Кайрин, едва взглянув на раненого, понял: дела плохи. Лежавший на кровати эльф горел в лихорадке и не имел сил даже открыть глаза. Рана у него на груди была неглубокой, но выглядела скверно: отёкшие и покрасневшие края её разошлись, из просвета сочилась тёмная кровь с неприятным запахом. «Несомненно, рана нанесена отравленным оружием, — подумал Кайрин. — Но магический след слишком слаб, а признаки не специфичны, чтобы понять, какое требуется противоядие. Узнавать же это методом проб и ошибок нет времени. Придётся попытаться вытянуть яд из тела, связав его, к примеру, с подходящим растением. Правда, мне ещё не приходилось делать подобное самому, без контроля наставника… Что ж, когда-нибудь это должно было случиться. Рискну, всё равно других вариантов нет».

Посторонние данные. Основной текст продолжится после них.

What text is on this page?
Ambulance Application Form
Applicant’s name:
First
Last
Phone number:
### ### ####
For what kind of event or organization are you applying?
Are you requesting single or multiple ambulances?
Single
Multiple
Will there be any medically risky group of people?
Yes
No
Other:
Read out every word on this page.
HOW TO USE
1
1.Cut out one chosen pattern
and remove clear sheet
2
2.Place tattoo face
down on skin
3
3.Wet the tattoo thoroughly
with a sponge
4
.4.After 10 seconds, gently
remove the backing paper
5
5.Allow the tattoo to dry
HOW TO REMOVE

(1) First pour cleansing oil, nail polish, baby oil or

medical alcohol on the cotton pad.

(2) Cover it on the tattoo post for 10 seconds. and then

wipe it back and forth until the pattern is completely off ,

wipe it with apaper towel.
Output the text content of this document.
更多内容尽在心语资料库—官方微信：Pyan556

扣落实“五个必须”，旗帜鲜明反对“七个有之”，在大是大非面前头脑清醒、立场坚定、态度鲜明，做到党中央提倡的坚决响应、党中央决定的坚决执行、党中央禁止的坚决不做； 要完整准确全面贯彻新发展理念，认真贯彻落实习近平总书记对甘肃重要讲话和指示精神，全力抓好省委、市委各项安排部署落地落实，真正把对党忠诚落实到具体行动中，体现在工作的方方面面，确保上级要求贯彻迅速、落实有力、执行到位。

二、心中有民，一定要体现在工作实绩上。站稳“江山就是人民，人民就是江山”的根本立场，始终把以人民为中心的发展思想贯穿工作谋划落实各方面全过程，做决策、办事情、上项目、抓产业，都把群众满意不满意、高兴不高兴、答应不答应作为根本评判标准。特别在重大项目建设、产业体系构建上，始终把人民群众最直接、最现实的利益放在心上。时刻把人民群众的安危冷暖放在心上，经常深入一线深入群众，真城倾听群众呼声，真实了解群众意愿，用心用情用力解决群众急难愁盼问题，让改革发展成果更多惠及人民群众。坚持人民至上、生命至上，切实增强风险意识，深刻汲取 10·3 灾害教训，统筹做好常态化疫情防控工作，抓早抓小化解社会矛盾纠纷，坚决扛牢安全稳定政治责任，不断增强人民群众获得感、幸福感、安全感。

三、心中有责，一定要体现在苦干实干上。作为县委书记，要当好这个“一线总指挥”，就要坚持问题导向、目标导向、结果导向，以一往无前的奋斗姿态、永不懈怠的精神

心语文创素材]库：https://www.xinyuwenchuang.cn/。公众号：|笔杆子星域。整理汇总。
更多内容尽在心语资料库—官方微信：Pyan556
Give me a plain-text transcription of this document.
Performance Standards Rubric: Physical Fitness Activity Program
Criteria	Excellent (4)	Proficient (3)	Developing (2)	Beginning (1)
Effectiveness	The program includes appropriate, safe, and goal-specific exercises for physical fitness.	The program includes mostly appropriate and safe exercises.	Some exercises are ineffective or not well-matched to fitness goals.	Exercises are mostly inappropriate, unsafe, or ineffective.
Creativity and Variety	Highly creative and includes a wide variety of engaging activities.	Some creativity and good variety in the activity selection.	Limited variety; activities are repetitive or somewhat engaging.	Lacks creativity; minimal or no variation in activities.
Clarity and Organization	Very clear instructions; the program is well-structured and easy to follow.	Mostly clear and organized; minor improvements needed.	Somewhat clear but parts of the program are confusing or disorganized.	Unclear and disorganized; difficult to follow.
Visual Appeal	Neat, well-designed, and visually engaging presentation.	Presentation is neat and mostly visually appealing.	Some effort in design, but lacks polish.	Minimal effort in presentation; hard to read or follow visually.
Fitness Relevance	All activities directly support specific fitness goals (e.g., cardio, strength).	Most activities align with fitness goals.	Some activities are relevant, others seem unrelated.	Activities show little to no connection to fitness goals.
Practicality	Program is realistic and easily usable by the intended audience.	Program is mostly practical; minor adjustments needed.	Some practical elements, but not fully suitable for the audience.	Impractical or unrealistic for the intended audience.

Кровать стояла весьма удачно, изголовьем к стене, противоположной окну. Распахнув ставни, Кайрин снял с наличника и втянул в комнату длинный побег дикого винограда. Затем, попросив у Иты кусок мела, начертил на полу треугольник, направленный основанием к кровати, а вершиной — к перекинутой через подоконник виноградной ветви. Оставалось снабдить изображение нужными рунами и заполнить магической силой. Одно лишь мешало приступить к делу: беспорядочные вспышки магии, исходившие от Иты, были настолько сильны, что не давали сосредоточиться. Едва ли она стремилась помешать Кайрину, скорее, слишком волновалась за исход дела. Пришлось попросить её выйти из комнаты и поставить на дверь защиту от ментальных чар.
Оставшись в одиночестве, маг сел у изголовья кровати, положил ладонь на лоб Алькарима и начал медленно, осторожно пропускать через его тело магический поток, вытесняя, всё лишнее, вредоносное, не дающее свободно течь жизненной силе.
Сперва было очень тяжело. Магический поток Кайрина наталкивался на невидимое препятствие, преодолеть которое никак не получалось, а увеличивать мощность было слишком опасно для исцеляемого. В какой-то миг Кайрин поймал себя на том, что начинает раздражаться: на себя за то, что не способен разрешить проблему; на эгоистку Иту; на бестолковых стражей, непонятно зачем полезших в бой с дроу… Быстро убрав руку от раненого, он помотал головой, пытаясь успокоиться, потёр виски…
«Лишние эмоции создают силовые вихри и снижают точность потока, это очевидно, — подумал он с досадой. — Чтобы избавиться от них, нужен полноценный цикл медитации, а времени на него, похоже, нет. Но если не справлюсь с задачей, что я за маг? Такая беспомощность позорна для ученика самого Инголмо Анора! И захочет ли Ита помогать мне, если я её разочарую? Ох, Кай, о чём ты думаешь… Всё это неважно. Главное — вылечить, пока ещё можно это сделать. Вот бы рядом был кто-нибудь из магов, способных работать с эмоциями… А впрочем… Что я тушуюсь? У меня же за дверью — обученный менталист!» Кайрин торопливо убрал с двери запирающий знак, выглянул в коридор и позвал:
— Нисс Ита! Кажется, мне нужна твоя помощь.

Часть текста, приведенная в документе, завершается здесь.